Having battered the Bills so decisively in Pasadena the year before, Dallas’s players assumed they would do so again. “There were no ifs, ands, or buts about the Super Bowl. I knew we would win,” says Kevin Smith. “We all did.” So did the prognosticators, 95 percent of whom predicted the Cowboys—favored by a whopping 101/2 points—in a blowout. Even Sports Illustrated’s Paul Zimmerman, who had picked the Bills to win the three previous Super Bowls, changed his tune.

  Such outlooks infuriated the Bills, who with each Super Bowl letdown grew increasingly defensive. On Media Day, Buffalo linebacker Cornelius Bennett was asked by a reporter whether he thought his team could win. “What kind of fucking question is that?” Bennett railed. “No, we’re going to fucking lose.

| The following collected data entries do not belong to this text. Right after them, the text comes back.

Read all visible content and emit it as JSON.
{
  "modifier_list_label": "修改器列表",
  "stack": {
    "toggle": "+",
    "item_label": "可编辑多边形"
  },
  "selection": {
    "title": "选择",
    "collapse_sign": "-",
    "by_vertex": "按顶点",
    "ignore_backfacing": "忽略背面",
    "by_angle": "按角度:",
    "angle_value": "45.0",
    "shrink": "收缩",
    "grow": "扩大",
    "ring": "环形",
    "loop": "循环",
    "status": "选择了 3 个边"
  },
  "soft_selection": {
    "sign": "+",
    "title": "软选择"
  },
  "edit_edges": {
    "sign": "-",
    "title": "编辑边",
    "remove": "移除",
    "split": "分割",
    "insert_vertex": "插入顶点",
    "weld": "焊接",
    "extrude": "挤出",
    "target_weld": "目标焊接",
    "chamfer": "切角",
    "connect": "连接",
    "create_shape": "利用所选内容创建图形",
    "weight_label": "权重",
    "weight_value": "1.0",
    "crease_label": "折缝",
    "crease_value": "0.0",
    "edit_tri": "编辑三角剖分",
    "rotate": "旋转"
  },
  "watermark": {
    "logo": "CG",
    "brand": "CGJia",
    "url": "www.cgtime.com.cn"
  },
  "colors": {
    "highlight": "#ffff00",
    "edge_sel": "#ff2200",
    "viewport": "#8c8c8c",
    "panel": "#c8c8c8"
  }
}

Excuse my language, but don’t ask me that kind of question. Hell yeah, I think we’re going to win. You think we came here just to lose the thing? You think we came to the previous three Super Bowls to lose? No, OK, so don’t ask me that damn question. That’s fucking stupid. I’m pissed off about you asking me that, all right? So print that. I didn’t fucking come here to lose, I never come to the Super Bowl to lose, I don’t fucking play this game to lose.”

  Like their star linebacker, the Bills were fired up. The Cowboys, on the other hand, were bad. Really bad. Still feeling the effects of his concussion, Aikman looked Ken O’Brien–like in his inability to leave the pocket or throw the ball away. He misfired low to Jay Novacek on an early 4-yard dump-off, and two plays later missed a wide-open Kevin Williams crossing the middle. Because the Cowboys had done their best to conceal the severity of his injury, the 134.8 million viewers watching the Super Bowl assumed Aikman was off his game. What they didn’t know was that he was still suffering from headaches, nausea, dizziness, and disconcerting memory lapses. “It was scary,” said Leigh Steinberg, Aikman’s agent, who spent the night of the concussion in the hospital with his client. “We sat there, he and I alone in the dark, and his head was kind of in a cloud. He kept asking me the same questions over and over.”